Les deux experts soulignent ainsi l’importance de se doter d’un plan d’action commun à tous les ministères qui viserait la prévention dès la petite enfance, le parcours scolaire des jeunes et le décrochage, la formation continue et la lutte contre la pauvreté, qui est indissociable de la question de l’alphabétisation.

Une étude de 2018 réalisée par l’économiste Pierre Langlois pour la Fondation pour l’alphabétisation et le Fonds de solidarité FTQ a également démontré un lien important entre littératie et employabilité. Ainsi, parmi les Québécois et Québécoises en situation de chômage, environ 60 % se situent sous le niveau 3 en matière de littératie. Ce chiffre atteint près de 68 % pour ceux en situation d’assistance-emploi.
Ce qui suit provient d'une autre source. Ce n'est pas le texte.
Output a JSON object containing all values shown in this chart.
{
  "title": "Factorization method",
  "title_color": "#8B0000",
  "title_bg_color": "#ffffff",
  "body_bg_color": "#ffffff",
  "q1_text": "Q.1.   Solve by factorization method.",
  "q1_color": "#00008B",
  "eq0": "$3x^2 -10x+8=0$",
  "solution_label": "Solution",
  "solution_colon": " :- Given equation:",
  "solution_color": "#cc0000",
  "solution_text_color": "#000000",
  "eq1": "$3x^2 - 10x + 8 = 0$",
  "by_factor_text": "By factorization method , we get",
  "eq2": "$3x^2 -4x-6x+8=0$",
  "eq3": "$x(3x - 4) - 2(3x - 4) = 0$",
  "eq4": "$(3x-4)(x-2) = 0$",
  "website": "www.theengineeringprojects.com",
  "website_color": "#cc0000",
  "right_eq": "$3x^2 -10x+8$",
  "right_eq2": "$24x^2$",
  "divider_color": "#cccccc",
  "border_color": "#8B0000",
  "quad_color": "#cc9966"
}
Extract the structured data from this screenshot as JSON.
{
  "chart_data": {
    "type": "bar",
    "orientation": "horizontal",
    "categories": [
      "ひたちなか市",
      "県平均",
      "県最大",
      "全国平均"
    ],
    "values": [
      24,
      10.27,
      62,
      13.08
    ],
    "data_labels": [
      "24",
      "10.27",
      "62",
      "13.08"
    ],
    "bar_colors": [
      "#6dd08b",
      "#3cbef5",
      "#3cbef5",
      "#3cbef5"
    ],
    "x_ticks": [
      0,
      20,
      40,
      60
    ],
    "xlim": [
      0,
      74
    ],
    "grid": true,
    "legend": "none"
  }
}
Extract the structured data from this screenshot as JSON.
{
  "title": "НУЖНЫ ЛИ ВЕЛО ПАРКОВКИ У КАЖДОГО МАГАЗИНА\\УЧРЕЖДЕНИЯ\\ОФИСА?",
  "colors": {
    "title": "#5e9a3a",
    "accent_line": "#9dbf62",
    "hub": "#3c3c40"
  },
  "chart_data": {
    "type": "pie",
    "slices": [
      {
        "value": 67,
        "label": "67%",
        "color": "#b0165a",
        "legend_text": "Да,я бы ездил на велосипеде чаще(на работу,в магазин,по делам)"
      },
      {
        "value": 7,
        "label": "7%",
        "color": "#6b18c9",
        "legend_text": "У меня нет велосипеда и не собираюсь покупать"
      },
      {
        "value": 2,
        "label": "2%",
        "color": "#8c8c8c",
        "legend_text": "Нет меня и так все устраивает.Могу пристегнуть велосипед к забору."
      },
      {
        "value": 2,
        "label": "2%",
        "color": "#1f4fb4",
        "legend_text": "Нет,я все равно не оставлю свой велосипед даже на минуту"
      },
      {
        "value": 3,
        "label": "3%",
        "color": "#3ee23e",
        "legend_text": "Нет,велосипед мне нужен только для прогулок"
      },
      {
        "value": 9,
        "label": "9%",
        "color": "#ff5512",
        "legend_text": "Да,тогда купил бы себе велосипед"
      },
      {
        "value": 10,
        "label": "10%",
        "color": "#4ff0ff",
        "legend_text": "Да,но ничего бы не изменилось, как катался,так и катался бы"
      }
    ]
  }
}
La conclusion du rapport montre d’ailleurs que de s’attaquer à cette problématique permettrait aux deux ordres de gouvernement de réaliser des économies annuelles de 328 millions de dollars en réduisant les prestations d’assurance-emploi et d’assistance-emploi.
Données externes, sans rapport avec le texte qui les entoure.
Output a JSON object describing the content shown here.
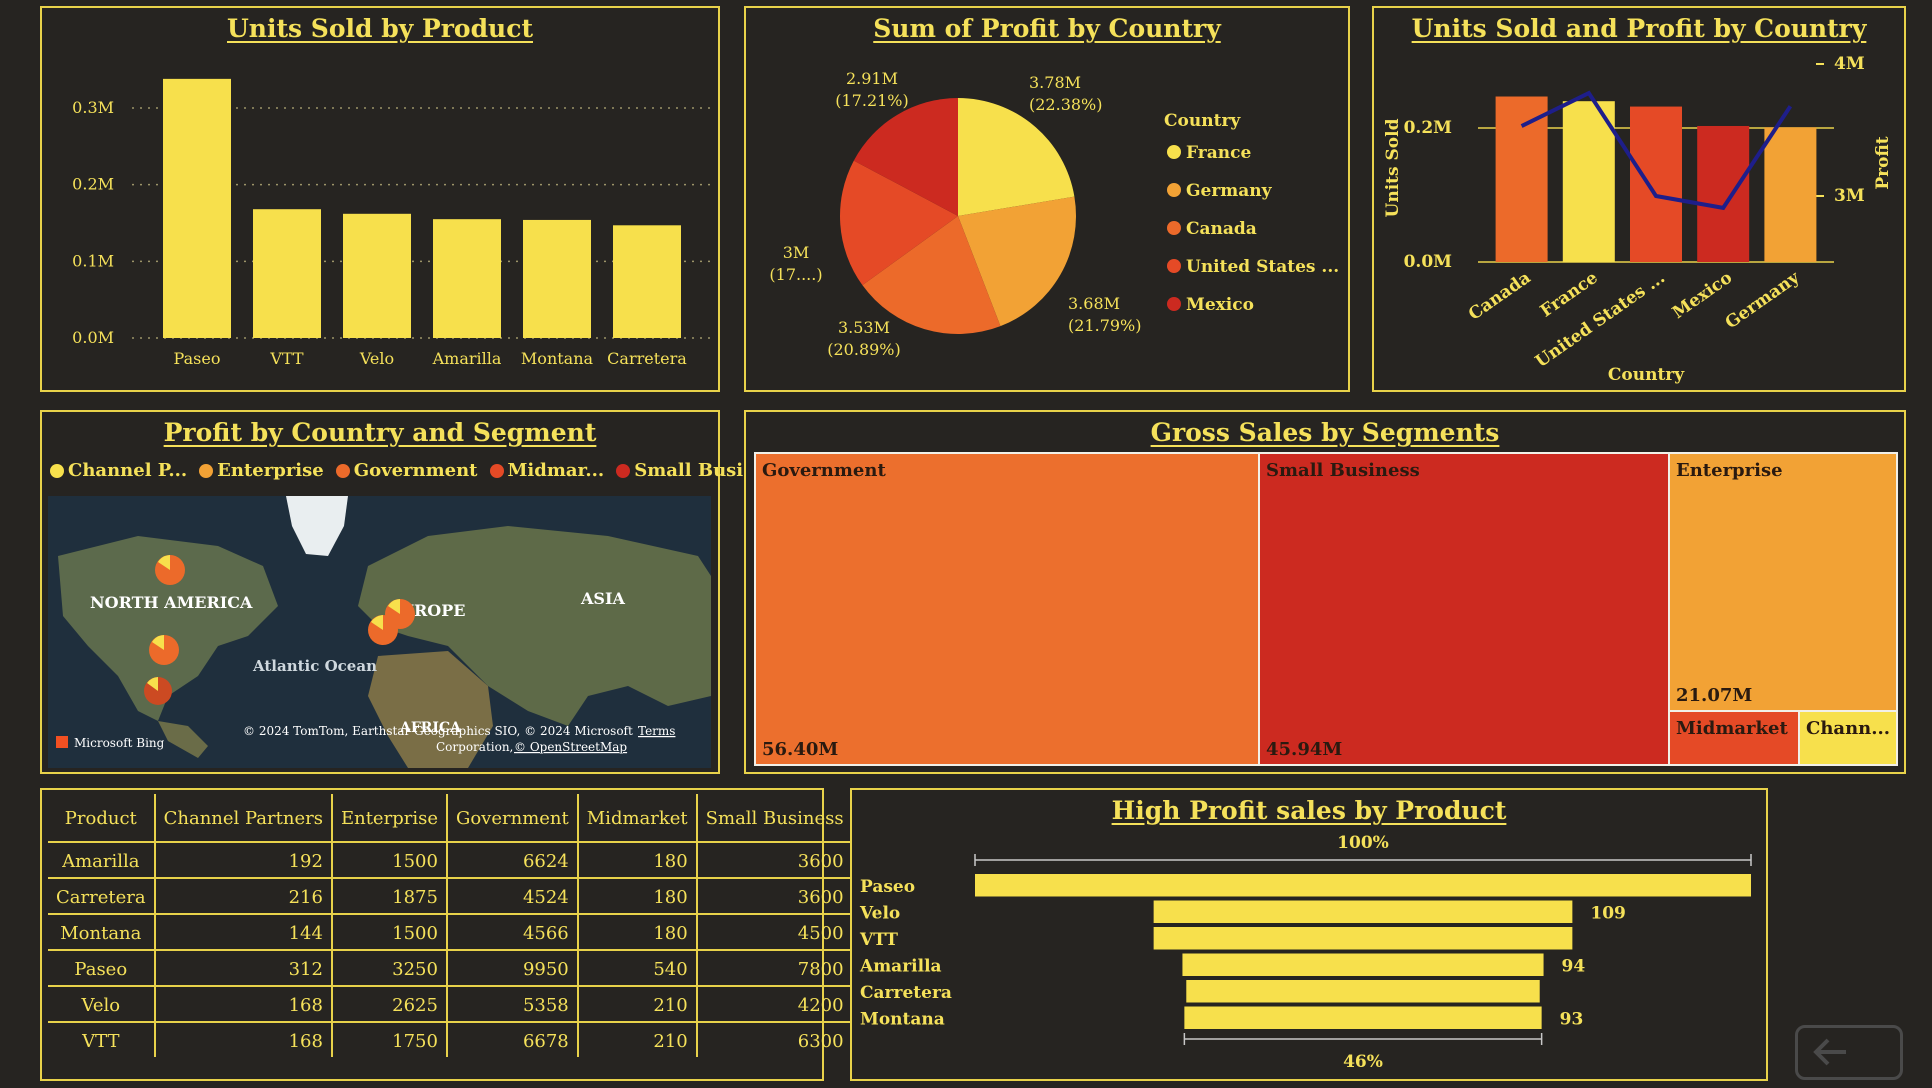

« Il faudrait, d’une part, qu’ils investissent dans des outils de formation en ligne pour la main-d’œuvre, précise Matthieu Le Blanc. De cette manière, ils seraient à la portée de tous, notamment de ceux qui éprouvent de la gêne à demander de l’aide aux organismes comme le nôtre. D’autre part, il est nécessaire d’outiller les entreprises pour qu’elles forment leurs employés en littératie. »

Quand les chiffres brisent les mythes*

— 1 Québécois adulte sur 5 éprouve des difficultés majeures en lecture ;
— 80 % des personnes ayant un niveau de compétence 1 sont nées au Canada et 72 % sont francophones ;
— 64 % des gens qui ont un niveau 1 (très faible) en littératie occupent un emploi, tandis que ce chiffre atteint 48 % pour ceux qui possèdent un niveau inférieur au niveau 1
— 41 % des personnes de niveau 1 sont âgées de 16 à 44 ans.

* Chiffres titrés du Programme pour l’évaluation internationale des compétences des adultes (PEICA), une enquête internationale menée en 2013 par l’Organisation de coopération et de développement économiques (OCDE).